SLR - November 2014 - Benjamin Saviet
References: Kwak SK, Kern BS, Ferkel RD, Chan KW, Kasraeian , Applegate GR. Autologous Chondrocyte Implantation of the Ankle: 2- to 10-year results. Am J Sports Med. 2014 Sep; 42(9): 2156-64.Scientific Literature Review
Reviewed By: Benjamin Saviet, DPM
Residency Program: Steward-St. Elizabeth’s Medical Center, Brighton, MA
Podiatric Relevance: Osteochondral lesions of the talus that are refractory to first line surgical therapy of arthroscopy, microfracture or drilling are difficult for both the patient and podiatric surgeon. Patients may continue to experience pain and podiatric surgeons have few options for further treatment. This study aimed to evaluate the long term results of one of the surgical procedures of choice for patients who have already failed initial surgical intervention: autologous chondrocyte implantation.
Methods: The study was a prospective cohort of 32 consecutive patients, 29 of whom were available for follow up, who had previously failed first line surgical therapy for osteochondral lesions of the talus. Patients were subsequently treated with implantation of autologous chondrocytes harvested arthroscopically from the intertrochanteric region of the knee. Procedures were performed by a single surgeon over an eight year period. Inclusion criteria were 15-50 years old, focal lesions >1cm2, persistent pain after previous surgery and with non-operative management, and MRI showing defect of cartilage and subchondral bone. Patients were evaluated using the AOFAS ankle-hindfoot scale, Tegner activity score, simplified symptomatology evaluation as well as return to sport and willingness to undergo procedure again. Second look arthroscopy was performed in 85% of patients and MRI reevaluation in 83 percentof patients. Patients were followed for an average of 70 months (24-129 months).
Results: In this cohort of patients, no intraoperative or post-op complications were experienced. The average AOFAS ankle hindfoot scores improved significantly from 50.1 pre-operatively to 85.9 at final follow up. Tegner scores, which measure participation in sports (average 6.0 for male, 5.6 for women), improved significantly from 1.6 to 4.3. No correlation was found between size of lesion repaired and AOFAS scores post-operatively. 93 percent of patients reported that they would undergo the procedure again. Of the 29 ankles pre-operatively reported as poor (n=26) or fair (n=3), nine were post-operatively rated excellent, 14 good and five fair, leaving only one patient with a poorly rated ankle post-operative. The nine patients with larger defects who underwent the "sandwich" procedure all reported good or excellent outcomes. Second look arthroscopic procedures in 25 patients showed no exposed bone in any of the ankles and 22 of the ankles were graded normal or nearly normal although 11 required debridement of hypertrophic periosteum. MRI re-evaluation post-operatively of 24 patients showed that all had good or moderate fill of prior lesions, but heterogenous results were noted for surface regularity and residual bone marrow edema
Conclusions: The authors conclude from their results that ACI is a good and predictable surgical procedure for patients that have failed prior surgical treatment of osteochondral lesions of the talus. They also conclude that the repair is durable by compiling results for an average of 102 months from their initial treatment group. The authors state that the use of knee chondrocytes as donor cells provide good outcomes with low donor site morbidity, but do not exclude the possibility of using ankle chondrocytes in the future as they may be more stress resistant. The authors also conclude that large defects are well treated with ACI and that size of initial defect may predispose patients to failure of initial surgical intervention.
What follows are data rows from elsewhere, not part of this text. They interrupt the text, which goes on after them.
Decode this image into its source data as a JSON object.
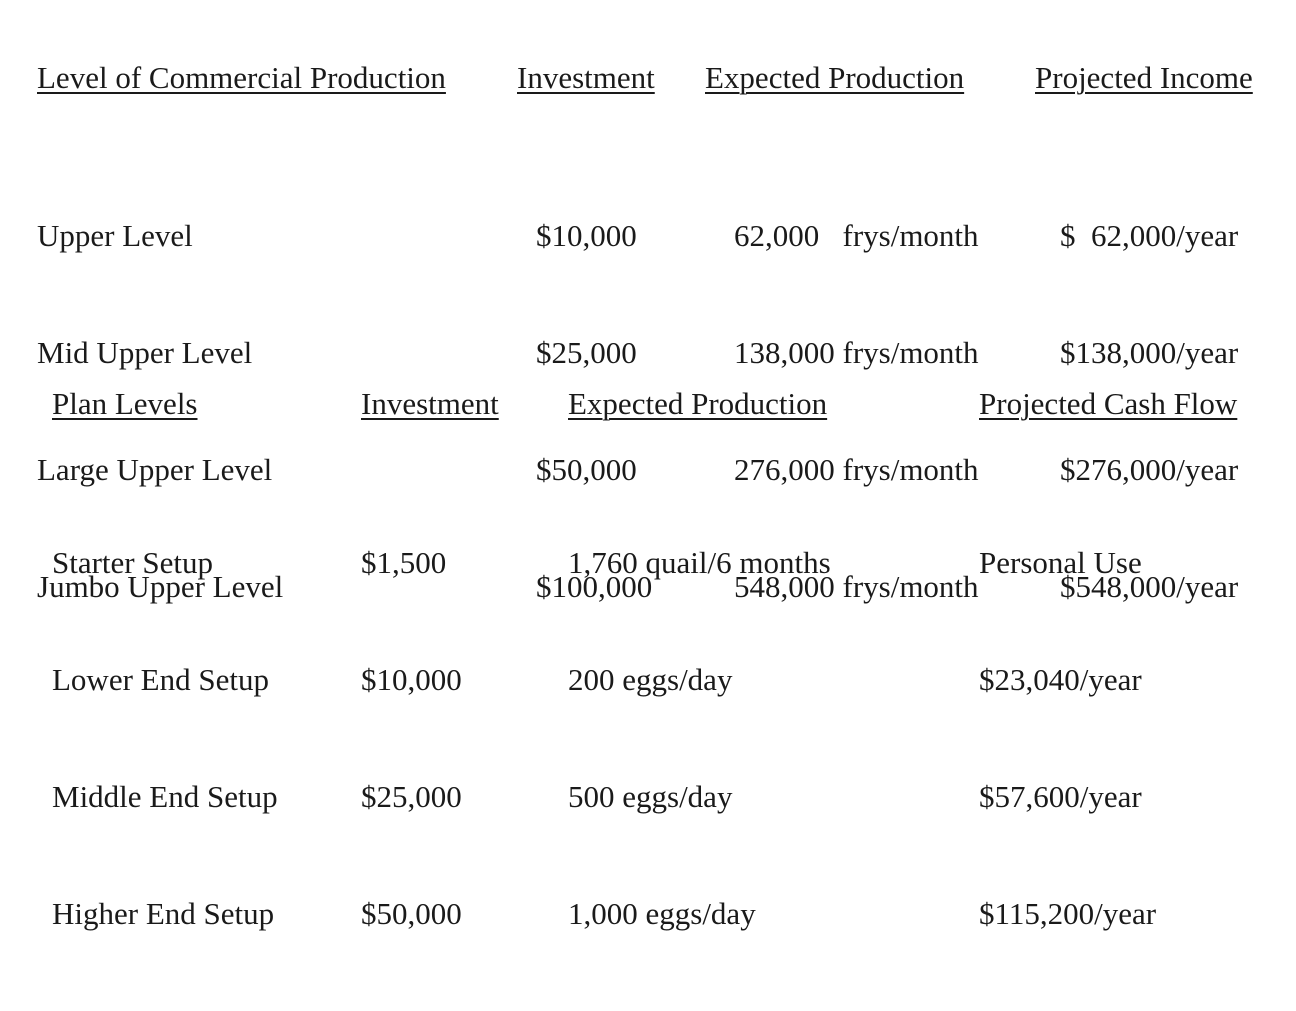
{
  "table1": {
    "headers": [
      "Level of Commercial Production",
      "Investment",
      "Expected Production",
      "Projected Income"
    ],
    "rows": [
      {
        "level": "Upper Level",
        "investment": "$10,000",
        "production": "62,000   frys/month",
        "income": "$  62,000/year"
      },
      {
        "level": "Mid Upper Level",
        "investment": "$25,000",
        "production": "138,000 frys/month",
        "income": "$138,000/year"
      },
      {
        "level": "Large Upper Level",
        "investment": "$50,000",
        "production": "276,000 frys/month",
        "income": "$276,000/year"
      },
      {
        "level": "Jumbo Upper Level",
        "investment": "$100,000",
        "production": "548,000 frys/month",
        "income": "$548,000/year"
      }
    ]
  },
  "table2": {
    "headers": [
      "Plan Levels",
      "Investment",
      "Expected Production",
      "Projected Cash Flow"
    ],
    "rows": [
      {
        "plan": "Starter Setup",
        "investment": "$1,500",
        "production": "1,760 quail/6 months",
        "cashflow": "Personal Use"
      },
      {
        "plan": "Lower End Setup",
        "investment": "$10,000",
        "production": "200 eggs/day",
        "cashflow": "$23,040/year"
      },
      {
        "plan": "Middle End Setup",
        "investment": "$25,000",
        "production": "500 eggs/day",
        "cashflow": "$57,600/year"
      },
      {
        "plan": "Higher End Setup",
        "investment": "$50,000",
        "production": "1,000 eggs/day",
        "cashflow": "$115,200/year"
      }
    ]
  }
}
This study shows that autologous chondrocyte implantation for osteochondral defects of the talus can be successful in eliminating pain and achieving positive short- and long-term outcomes. While many patients report good outcomes with initial therapy of marrow stimulation techniques like debridement, microfracture and drilling, this procedure adds to the podiatric surgeon's armamentarium for those lesions that remain painful after first line intervention. The procedure appears to do an exceptional job with large defects that are likely to fail first line surgical therapy and may be indicated as initial intervention for defects larger than 1.5cm2. A downside of this study was the numerous surgical procedures. Patients failed initial surgical intervention for their osteochondral lesion, underwent knee arthroscopy for chondrocyte harvest and had at least one more surgery for implantation of the harvested chondrocytes with many undergoing an arthroscopic procedure of the ankle months later for a total of four surgeries. In practice, the procedure could likely be streamlined to only two surgeries (chondrocyte harvest and ACI) if patients present with large lesions that would likely fail standard initial therapy. Other downsides of the study are lack of a control group that would have allowed for randomization and the small size of the study (n=32). From the podiatric perspective, harvesting cells from the knee necessitates collaboration with orthopedic surgeons. In the future, harvesting chondrocytes from within the foot and ankle may provide an alternative to this if donor site morbidity can be kept low and quality of cells can be maintained.